I didn’t say anything for a long time, just listening to the pace of her breath. It was selfish, my ear pressed hard against the phone until her breath seemed to be apart of the air in my hospital room.
“Your breathing is very shallow,” she said. “I know you are there, but I can barely hear you. I am worried. Maybe you should call the nurse. How do you feel?”
“There is nothing I can say,” I said. “Nothing that will be able to communicate to you what that was like. I know he died, probably his lungs finally failed, but it was like nothing happened. It’s so strange. An event that can only be marked by the presence before and the lack of presence after; the actual death I can’t understand. It was like nothing at all. I feel something, but I don’t think this language has developed words able to communicate it.
“Do you feel sad”, she asked.
“Maybe. I’m not sure.”
“It’s ok dear. Don’t be sad. I’m here for you.”
I closed the door of my hospital room. I didn’t want to see them bring the body out. I didn’t want to see his malfunctioning daughters, crying on and off, on and off.

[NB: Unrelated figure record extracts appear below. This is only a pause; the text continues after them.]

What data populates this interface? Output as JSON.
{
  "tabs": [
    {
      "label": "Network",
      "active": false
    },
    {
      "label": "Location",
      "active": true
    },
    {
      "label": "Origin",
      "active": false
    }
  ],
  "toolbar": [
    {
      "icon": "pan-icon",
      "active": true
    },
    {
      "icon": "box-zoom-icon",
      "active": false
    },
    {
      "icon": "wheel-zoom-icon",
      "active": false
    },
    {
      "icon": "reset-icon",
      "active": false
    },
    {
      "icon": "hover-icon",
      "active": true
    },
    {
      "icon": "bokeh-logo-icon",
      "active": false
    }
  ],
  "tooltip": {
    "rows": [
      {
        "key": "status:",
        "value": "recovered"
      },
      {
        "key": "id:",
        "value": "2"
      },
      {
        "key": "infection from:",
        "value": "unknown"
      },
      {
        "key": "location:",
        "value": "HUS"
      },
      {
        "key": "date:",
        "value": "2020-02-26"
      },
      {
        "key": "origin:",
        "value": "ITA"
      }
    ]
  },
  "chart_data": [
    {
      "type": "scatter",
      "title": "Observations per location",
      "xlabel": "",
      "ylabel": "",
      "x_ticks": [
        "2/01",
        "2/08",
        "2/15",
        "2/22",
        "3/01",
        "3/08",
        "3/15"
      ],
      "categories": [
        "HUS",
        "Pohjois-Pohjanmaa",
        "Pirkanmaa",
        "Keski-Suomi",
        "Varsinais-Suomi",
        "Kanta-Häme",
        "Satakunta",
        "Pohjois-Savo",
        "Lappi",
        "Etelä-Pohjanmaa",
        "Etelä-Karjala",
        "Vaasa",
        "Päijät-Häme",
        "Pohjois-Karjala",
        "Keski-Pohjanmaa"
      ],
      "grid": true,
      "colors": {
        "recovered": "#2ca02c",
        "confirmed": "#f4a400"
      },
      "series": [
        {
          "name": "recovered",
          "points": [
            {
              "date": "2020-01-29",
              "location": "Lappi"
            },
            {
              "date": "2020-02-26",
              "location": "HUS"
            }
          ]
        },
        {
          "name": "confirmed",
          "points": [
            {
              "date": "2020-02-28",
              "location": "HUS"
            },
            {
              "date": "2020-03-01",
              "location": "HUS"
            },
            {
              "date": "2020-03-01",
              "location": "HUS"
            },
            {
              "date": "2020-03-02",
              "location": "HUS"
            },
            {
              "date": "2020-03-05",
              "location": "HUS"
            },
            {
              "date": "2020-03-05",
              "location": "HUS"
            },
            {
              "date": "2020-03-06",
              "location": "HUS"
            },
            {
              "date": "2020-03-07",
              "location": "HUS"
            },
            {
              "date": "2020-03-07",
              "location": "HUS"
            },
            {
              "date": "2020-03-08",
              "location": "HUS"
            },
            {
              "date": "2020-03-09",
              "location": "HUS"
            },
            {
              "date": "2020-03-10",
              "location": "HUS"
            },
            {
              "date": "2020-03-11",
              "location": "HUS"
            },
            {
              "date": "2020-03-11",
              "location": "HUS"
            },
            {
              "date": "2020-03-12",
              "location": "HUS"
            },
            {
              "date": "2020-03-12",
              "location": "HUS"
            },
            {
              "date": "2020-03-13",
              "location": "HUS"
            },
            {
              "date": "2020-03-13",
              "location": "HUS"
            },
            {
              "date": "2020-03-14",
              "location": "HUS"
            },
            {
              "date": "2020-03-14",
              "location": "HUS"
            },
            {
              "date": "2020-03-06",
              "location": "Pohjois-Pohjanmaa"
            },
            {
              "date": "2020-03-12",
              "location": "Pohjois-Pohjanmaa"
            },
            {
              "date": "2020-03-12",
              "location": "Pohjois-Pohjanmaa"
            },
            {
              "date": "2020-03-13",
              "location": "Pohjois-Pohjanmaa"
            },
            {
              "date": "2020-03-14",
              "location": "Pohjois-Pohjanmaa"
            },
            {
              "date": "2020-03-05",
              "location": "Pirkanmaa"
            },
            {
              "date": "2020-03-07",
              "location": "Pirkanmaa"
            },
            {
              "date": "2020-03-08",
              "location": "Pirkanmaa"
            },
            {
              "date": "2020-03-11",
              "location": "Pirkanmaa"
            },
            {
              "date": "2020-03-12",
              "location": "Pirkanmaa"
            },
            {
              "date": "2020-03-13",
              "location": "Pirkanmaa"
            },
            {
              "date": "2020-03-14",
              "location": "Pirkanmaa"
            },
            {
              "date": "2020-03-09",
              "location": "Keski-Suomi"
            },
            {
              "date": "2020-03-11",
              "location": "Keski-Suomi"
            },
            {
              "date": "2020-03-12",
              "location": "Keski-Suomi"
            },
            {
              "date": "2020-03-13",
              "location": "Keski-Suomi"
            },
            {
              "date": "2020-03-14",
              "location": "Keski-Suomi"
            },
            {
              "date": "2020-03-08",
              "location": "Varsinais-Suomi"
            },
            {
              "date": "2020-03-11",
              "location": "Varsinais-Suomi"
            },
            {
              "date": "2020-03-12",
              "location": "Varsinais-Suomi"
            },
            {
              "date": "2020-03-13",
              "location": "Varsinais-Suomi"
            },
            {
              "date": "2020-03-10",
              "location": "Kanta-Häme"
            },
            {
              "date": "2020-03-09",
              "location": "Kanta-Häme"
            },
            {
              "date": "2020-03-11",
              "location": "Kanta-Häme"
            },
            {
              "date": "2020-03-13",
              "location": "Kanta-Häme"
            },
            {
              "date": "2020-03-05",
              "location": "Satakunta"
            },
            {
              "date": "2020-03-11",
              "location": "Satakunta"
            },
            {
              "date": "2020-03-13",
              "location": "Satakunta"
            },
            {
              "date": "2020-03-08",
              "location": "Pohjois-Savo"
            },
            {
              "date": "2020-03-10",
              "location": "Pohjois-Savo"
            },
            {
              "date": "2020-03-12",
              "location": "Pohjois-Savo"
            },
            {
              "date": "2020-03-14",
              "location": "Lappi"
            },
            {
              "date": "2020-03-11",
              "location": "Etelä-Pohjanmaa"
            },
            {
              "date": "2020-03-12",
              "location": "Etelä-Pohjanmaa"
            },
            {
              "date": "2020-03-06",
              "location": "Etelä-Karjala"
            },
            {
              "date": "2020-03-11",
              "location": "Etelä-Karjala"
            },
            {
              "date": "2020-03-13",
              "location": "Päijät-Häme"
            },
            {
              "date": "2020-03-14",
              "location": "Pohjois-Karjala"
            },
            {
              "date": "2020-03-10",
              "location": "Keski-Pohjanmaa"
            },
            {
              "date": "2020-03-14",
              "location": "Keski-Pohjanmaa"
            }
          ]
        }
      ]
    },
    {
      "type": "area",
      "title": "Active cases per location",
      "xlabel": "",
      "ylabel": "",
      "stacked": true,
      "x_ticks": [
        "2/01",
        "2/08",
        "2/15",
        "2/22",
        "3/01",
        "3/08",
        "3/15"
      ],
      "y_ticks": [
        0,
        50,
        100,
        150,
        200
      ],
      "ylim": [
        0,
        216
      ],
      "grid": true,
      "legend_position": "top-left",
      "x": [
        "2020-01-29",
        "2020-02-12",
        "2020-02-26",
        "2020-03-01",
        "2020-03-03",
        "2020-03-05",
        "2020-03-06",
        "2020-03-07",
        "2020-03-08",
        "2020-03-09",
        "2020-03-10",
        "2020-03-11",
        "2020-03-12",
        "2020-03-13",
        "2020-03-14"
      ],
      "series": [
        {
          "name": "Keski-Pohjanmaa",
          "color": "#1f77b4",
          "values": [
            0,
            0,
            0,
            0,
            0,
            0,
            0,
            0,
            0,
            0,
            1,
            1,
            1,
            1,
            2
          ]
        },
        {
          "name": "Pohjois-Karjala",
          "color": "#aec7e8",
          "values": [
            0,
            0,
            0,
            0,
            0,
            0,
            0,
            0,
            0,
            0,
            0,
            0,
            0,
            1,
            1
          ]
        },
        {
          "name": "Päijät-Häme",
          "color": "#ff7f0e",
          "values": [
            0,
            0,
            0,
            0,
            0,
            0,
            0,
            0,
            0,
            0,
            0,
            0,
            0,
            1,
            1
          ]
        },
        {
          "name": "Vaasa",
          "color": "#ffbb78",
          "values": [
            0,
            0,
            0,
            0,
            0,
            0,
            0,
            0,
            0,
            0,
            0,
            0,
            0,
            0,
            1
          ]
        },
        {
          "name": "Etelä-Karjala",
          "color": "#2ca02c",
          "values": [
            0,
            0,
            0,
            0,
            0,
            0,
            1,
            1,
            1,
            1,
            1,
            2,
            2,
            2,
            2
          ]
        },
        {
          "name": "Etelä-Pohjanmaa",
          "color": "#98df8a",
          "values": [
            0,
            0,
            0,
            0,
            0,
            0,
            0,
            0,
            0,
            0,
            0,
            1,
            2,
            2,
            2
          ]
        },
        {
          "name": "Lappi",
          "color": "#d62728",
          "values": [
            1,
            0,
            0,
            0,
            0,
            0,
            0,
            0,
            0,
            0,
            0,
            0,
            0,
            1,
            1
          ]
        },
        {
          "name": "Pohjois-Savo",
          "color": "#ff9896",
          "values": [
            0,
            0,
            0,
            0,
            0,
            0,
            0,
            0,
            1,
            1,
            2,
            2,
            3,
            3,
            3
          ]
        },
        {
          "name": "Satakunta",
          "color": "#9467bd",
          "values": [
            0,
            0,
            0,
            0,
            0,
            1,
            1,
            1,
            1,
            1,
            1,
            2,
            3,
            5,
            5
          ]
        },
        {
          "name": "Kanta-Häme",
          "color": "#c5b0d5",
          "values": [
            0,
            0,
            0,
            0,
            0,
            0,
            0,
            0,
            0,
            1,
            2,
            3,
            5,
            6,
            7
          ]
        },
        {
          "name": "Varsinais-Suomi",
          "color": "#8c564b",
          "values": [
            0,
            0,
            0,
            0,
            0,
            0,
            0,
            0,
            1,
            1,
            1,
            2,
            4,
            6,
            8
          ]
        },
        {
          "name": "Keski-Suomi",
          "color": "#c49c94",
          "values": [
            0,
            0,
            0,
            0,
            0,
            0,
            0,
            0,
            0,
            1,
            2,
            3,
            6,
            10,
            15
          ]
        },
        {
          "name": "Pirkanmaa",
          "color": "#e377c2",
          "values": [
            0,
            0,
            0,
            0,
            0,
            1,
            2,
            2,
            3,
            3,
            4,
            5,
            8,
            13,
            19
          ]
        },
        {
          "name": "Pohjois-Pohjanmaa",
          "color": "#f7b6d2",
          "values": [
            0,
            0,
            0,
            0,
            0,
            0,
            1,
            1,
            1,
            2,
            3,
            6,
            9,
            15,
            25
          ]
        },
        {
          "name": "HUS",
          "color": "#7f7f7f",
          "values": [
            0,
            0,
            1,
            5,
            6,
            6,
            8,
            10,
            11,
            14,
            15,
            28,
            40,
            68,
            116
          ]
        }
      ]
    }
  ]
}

Seeing those things was sad. But what I just saw wasn’t sad. It was something to which I was having a lot of trouble deciding whether it fit into the categories of good or bad. Maybe value judgements were useless. Maybe it was free.
WHAT IT’S LIKE TO KNOW YOU”RE GOING TO DIE: Sometimes people ask me what knowing that I’m going to die is like. It’s like something we’ve all experienced, except that there is no future for the dying. They can only look behind. Right now you’re reading these words which means you’re not looking behind you or directly in front of you. But if you kept reading these words, and then in the back of your mind start to think about what if there was someone behind you, who was about to put their hand on your shoulder. You start to get paranoid and start to imagine what it would feel like to have their sweaty palm hover over your shoulder while you’re reading these words. What if they were right behind you? If they were so close to the back of your neck you could feel the heat of their body in the surrounding air you as your read these lines. You begin to imagine that air getting warmer. Now you might be tempted to look back and make sure there is no one there. If you’d like to do this, please go ahead. But remember that if it was death that was right behind you, waiting patiently, you’d look up from reading this and you wouldn’t be able to see him. And you’d get paranoid and look back again. But again he wouldn’t be there. And you’d keep looking back to see nothing, only emptiness where you were expecting something to be. This is what it is like to know that you are going to die: there is no forward, only looking behind to see an empty space.
FREE WILL: I don’t believe in free will. If you think about it, all your actions, life experiences, people you’ve met, have lead up to this very moment in which you’ve “decided” to pick these lines up and read them. If, however, you erase history, like watching a film backwards, destroying the images as they are played, you’ll find you won’t ever be able to come back to this moment. You can stop reading this right now, but it really isn’t up to you. It’s up to those forces over which you have no control – your bladder, your partner, your child, your judgment. If you haven’t left to watch porno or clean the kitchen, and have stayed expecting some answers about death and the authenticity of stories, I’m sorry, but there aren’t any. Kant cannot be proven to be true anymore than porno can.
There is a fly trapped in the overhead lights above my bed. He has been buzzing around my room for the last 3 days, prevailing through several attacked by various nurses. I have prevented myself from giving him a name. But secretly I call him Chester.